- The Washington Times - Sunday, July 31, 2005


Saddam assaulted, defense team claims

AMMAN — Members of Saddam Hussein’s Jordan-based defense team claimed yesterday the former Iraqi dictator was attacked during a recent court appearance, a claim immediately disputed by the chief investigating judge of the tribunal.

A man burst out from those gathered in the courtroom Thursday and tried to hit Saddam as the ousted leader was leaving the courtroom after a 45-minute hearing, Saddam’s legal team said in a statement.

U.S. and Iraqi officials said the incident never happened.


Death toll climbs in monsoon flood

BOMBAY — The discovery of more bodies pushed the death toll from last week’s monsoon floods in Bombay to more than 850 yesterday, with officials warning it will likely rise to around 1,000.

Workers also began clearing away thousands of animal carcasses to prevent the outbreak of diseases in the rain-battered city and its outlying areas. Rain showers began intermittently hitting the area again yesterday, though with far less force than earlier in the week.


Marijuana Party headquarters raided

VANCOUVER — Police have raided the headquarters of the British Columbia Marijuana Party at the request of U.S. investigators targeting one of Canada’s best-known advocates of legalizing marijuana.

U.S. officials have charged Marc Emery, founder of the Marijuana Party, and two other persons with conspiracy to manufacture marijuana, distribute marijuana seeds and money laundering.

Marijuana is a touchy issue in U.S.-Canada relations, with White House officials warning recently that a plan by Ottawa to decriminalize possession of small amounts of the drug could lead to tighter security on the border.


Bird flu spreads to Siberia

MOSCOW — A strain of bird flu harmful to humans has been found in Siberia, where thousands of birds have died in an outbreak of the disease, a Russian newspaper said yesterday, quoting findings by official specialists.

The newspaper Kommersant quoted the state veterinary service as saying laboratory specialists had found the H5N1 strain in samples from the Novosibirsk region, where an outbreak of bird flu was reported last week.


Britons, Iraqis killed in different attacks

BAGHDAD — Bombs killed two British contractors in southern Iraq and seven persons in the heart of the capital yesterday as framers of the new constitution were pessimistic they could meet an August deadline for parliament to approve a draft.
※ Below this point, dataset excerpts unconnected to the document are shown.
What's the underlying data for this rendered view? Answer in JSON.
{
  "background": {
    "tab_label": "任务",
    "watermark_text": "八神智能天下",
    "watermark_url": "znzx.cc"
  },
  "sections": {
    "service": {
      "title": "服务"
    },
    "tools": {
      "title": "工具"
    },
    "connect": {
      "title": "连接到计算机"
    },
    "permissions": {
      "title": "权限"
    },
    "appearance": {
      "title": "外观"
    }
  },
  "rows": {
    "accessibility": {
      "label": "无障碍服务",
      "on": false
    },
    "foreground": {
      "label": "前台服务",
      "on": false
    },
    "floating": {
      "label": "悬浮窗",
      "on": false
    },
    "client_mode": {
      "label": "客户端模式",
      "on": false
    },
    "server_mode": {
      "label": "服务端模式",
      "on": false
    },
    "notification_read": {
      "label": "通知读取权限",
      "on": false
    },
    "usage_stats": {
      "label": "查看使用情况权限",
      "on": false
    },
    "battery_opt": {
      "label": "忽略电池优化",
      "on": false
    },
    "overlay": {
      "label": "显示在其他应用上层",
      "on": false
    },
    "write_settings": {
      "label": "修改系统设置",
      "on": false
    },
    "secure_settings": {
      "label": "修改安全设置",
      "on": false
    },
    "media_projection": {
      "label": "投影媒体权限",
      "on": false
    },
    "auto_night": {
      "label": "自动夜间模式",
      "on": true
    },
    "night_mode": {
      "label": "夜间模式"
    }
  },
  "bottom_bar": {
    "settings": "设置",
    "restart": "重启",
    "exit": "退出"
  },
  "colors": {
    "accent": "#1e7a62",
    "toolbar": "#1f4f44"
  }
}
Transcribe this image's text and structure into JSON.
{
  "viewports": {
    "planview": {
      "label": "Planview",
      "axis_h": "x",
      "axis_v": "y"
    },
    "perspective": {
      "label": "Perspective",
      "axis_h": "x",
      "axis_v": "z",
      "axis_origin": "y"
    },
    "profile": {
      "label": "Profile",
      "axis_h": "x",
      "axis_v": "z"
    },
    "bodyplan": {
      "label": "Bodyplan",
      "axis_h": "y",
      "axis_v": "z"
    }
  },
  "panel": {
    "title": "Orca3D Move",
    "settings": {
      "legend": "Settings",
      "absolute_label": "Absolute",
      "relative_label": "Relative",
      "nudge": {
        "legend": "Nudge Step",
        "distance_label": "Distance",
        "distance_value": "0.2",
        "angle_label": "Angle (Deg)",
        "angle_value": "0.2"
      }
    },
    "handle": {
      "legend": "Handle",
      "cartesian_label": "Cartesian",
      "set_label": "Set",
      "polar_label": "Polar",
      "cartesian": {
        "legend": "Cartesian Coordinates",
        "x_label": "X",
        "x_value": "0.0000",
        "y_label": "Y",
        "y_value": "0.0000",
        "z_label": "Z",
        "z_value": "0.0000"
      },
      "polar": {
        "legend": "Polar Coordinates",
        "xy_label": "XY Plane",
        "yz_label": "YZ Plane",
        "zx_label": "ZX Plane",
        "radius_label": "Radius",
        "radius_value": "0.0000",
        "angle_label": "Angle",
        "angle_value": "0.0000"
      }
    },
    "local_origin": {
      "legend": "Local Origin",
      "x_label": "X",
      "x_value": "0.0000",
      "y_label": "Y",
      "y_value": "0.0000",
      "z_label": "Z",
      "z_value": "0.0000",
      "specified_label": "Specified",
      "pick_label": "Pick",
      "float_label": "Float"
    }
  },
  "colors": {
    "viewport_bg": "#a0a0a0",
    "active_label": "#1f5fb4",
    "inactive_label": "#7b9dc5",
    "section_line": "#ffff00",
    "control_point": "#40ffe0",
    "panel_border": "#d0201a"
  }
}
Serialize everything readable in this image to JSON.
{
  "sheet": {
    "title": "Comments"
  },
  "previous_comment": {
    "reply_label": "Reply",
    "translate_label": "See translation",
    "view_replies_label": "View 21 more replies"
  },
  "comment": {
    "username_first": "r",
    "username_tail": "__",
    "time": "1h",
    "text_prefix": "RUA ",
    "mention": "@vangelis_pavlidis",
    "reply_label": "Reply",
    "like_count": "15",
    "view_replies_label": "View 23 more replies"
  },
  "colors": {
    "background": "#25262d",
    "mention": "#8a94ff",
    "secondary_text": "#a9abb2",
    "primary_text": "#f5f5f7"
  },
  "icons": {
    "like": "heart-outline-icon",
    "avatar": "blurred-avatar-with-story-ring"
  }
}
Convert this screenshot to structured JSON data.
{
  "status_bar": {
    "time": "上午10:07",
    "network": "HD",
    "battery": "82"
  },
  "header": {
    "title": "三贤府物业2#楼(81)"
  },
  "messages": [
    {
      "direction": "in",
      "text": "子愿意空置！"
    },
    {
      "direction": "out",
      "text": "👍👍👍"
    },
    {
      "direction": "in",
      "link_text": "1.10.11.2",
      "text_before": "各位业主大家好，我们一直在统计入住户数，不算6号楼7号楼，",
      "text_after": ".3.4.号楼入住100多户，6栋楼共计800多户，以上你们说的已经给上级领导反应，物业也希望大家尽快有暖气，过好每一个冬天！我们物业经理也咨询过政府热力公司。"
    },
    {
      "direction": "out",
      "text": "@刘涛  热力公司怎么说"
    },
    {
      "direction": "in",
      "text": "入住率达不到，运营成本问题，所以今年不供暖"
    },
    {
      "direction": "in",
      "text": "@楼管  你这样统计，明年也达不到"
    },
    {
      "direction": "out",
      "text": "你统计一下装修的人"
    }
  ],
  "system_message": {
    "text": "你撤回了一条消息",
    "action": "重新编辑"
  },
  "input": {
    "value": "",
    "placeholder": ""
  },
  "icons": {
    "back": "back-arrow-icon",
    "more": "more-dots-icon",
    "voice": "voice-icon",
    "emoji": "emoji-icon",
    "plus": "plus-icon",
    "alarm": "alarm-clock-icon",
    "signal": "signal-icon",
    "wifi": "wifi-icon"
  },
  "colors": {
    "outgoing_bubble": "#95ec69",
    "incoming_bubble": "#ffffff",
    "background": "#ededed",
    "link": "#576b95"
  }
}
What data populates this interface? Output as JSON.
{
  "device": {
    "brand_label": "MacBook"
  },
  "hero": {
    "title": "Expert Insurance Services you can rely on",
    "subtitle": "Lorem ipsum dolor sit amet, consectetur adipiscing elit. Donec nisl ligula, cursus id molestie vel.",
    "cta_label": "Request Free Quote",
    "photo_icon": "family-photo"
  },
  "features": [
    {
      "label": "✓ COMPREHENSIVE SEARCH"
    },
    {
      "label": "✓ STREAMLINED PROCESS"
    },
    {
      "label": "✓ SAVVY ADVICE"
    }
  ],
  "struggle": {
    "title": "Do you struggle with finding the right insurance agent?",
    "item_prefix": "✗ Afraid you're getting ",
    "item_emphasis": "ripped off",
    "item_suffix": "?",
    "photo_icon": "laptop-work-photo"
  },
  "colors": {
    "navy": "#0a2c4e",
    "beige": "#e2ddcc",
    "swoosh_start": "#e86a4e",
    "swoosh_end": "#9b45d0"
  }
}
The two Britons, who worked for the security firm Control Risks Group, were killed when a roadside bomb exploded alongside a British Consulate convoy in Basra, Iraq’s second-largest city, 340 miles southeast of Baghdad.


Drug war prompts U.S. consulate closing

NUEVO LAREDO — The United States is closing temporarily its consulate in this lawless Mexican border city after rival drug gangs clashed with bazookas, hand grenades and heavy machine-gun fire.

U.S. Ambassador to Mexico Tony Garza said Friday he was ordering the consulate in Nuevo Laredo closed for at least a week.